Europa, anno spartiacque

/ 31.12.2018
di Peter Schiesser

Forse mai come oggi, negli ultimi decenni, si può affermare che il 2019 sarà un anno cruciale per l’Europa e per i paesi che la compongono,  Svizzera compresa, proprio per i rapporti che ci legano all’Unione europea. Sarà un anno spartiacque.

Guardiamoci attorno: con i gilets jaunes la Francia vive una crisi inaspettata, una rivolta popolare che neppure i (partiti) populisti hanno saputo prevedere e tantomeno cavalcare.
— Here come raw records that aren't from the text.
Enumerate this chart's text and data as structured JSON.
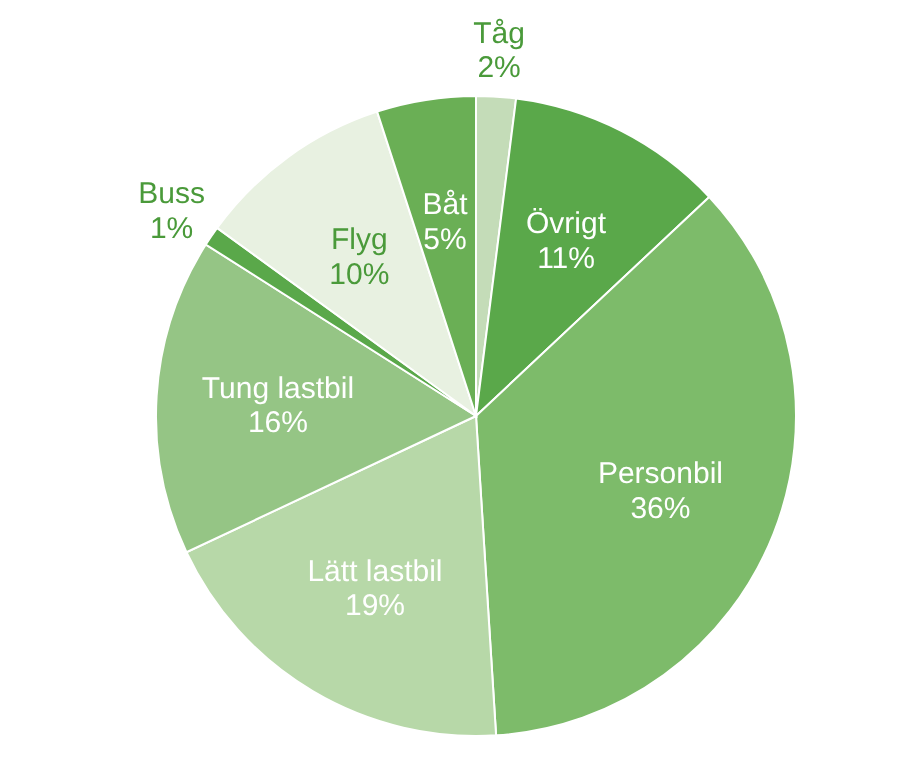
{
  "chart_data": {
    "type": "pie",
    "categories": [
      "Tåg",
      "Övrigt",
      "Personbil",
      "Lätt lastbil",
      "Tung lastbil",
      "Buss",
      "Flyg",
      "Båt"
    ],
    "values": [
      2,
      11,
      36,
      19,
      16,
      1,
      10,
      5
    ],
    "value_labels": [
      "2%",
      "11%",
      "36%",
      "19%",
      "16%",
      "1%",
      "10%",
      "5%"
    ],
    "colors": [
      "#c4dcb8",
      "#5aa84a",
      "#7dbb6a",
      "#b7d8a8",
      "#95c585",
      "#5aa84a",
      "#e8f1e1",
      "#6aaf55"
    ]
  }
}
La rivolta contro l’aumento dei prezzi dei carburanti voluto dal governo (e dopo le feroci proteste per ora congelato), come in passato il popolo si rivoltava contro l’aumento del prezzo del pane, ha colto di sorpresa e fatto paura al governo. È l’antico riflesso francese, la spinta anarchico-rivoltosa contro i propri regnanti? Non dobbiamo riandare alla presa della Bastiglia, oltre due secoli fa, per ritrovare delle tenaci proteste popolari che paralizzano il paese e il governo. Ma in questo 2018 va sottolineata una particolarità: un governo nato sull’onda di un movimento, quello di Macron, che ha sbaragliato i partiti tradizionali in perdita di credibilità come pure la destra populista del Front National di Marine Le Pen, subisce la pressione di una protesta popolare senza strutture e capi rappresentativi. Un malcontento che investe una forza anti-sistema che non è riuscita a generare una politica credibile. E questo è un brutto segnale per le istituzioni francesi, foriero di instabilità politica anche nell’anno nuovo.
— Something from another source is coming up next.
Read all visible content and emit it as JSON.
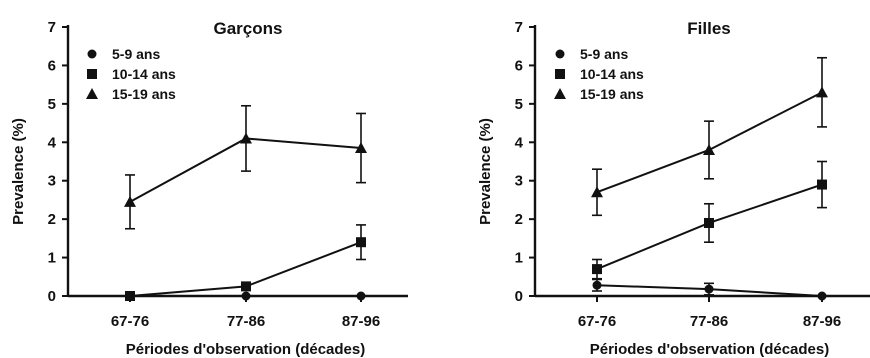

Per contro, in Germania le istituzioni restano solide, ma, come scrive Caracciolo a pagina 16, torna ad aleggiare un certo spirito di Weimar: i due partiti storici, Spd e Cdu-Csu, sono in caduta libera di consensi, non riescono quasi più a creare maggioranze, inoltre il paese è scivolato nel crepuscolo del cancellierato Merkel senza che all’orizzonte si ergano figure o forze in grado di raccoglierne l’eredità, mentre un inquietante rigurgito di nazionalismo con echi che si vorrebbero dimenticati si riaffaccia alla quotidianità del paese più importante dell’Unione europea. Ad udirli, quegli echi assomigliano un po’ a quelli che in Italia si odono nei palazzi del governo e del parlamento: qui le istituzioni sono indebolite da tempo, il paese è abituato ad arrangiarsi da solo, a non contare su chi comanda; tuttavia la tendenza a governare per decreto, affidandosi all’uomo forte, con toni bellicosi (verso gli stranieri, verso l’Europa), le rende ancora più fragili, passibili di sovvertimento. E l’attuale uomo forte italiano, Matteo Salvini, ha in mente proprio questo, ma anche qualcosa in più: il sovvertimento degli attuali equilibri politici nell’Ue.

Vista la costellazione attuale in vari paesi europei, non è detto che il disegno di Salvini non riesca: lo sapremo in maggio, con le elezioni per il parlamento europeo. Sapremo se le attuali istituzioni e la coesione dell’Unione (oggi già messe alla prova da Polonia e Ungheria che di fatto non riconoscono più valori fondamentali come l’indipendenza della giustizia e la libertà d’espressione) resisteranno a questa nuova onda d’urto. Questo, mentre la Gran Bretagna si avvicina al baratro di una hard Brexit (v. Cazzullo, pag. 18), ciò che non mancherà di sollevare qualche onda anche all’interno dell’Ue.

E poi ci siamo noi. Il nostro interrogativo cruciale è: sì o no all’accordo quadro istituzionale con l’Unione europea. ossia: sì o no alla Via bilaterale. Non è poco. Ma attualmente non sembrano esserci una grande consapevolezza della posta in gioco. In questo assomigliamo ai cugini europei, molti dei quali non sembrano consci dei pericoli che stanno correndo i singoli paesi e le istituzioni europee. Questa la base di partenza, tuttavia la partita non è persa in partenza.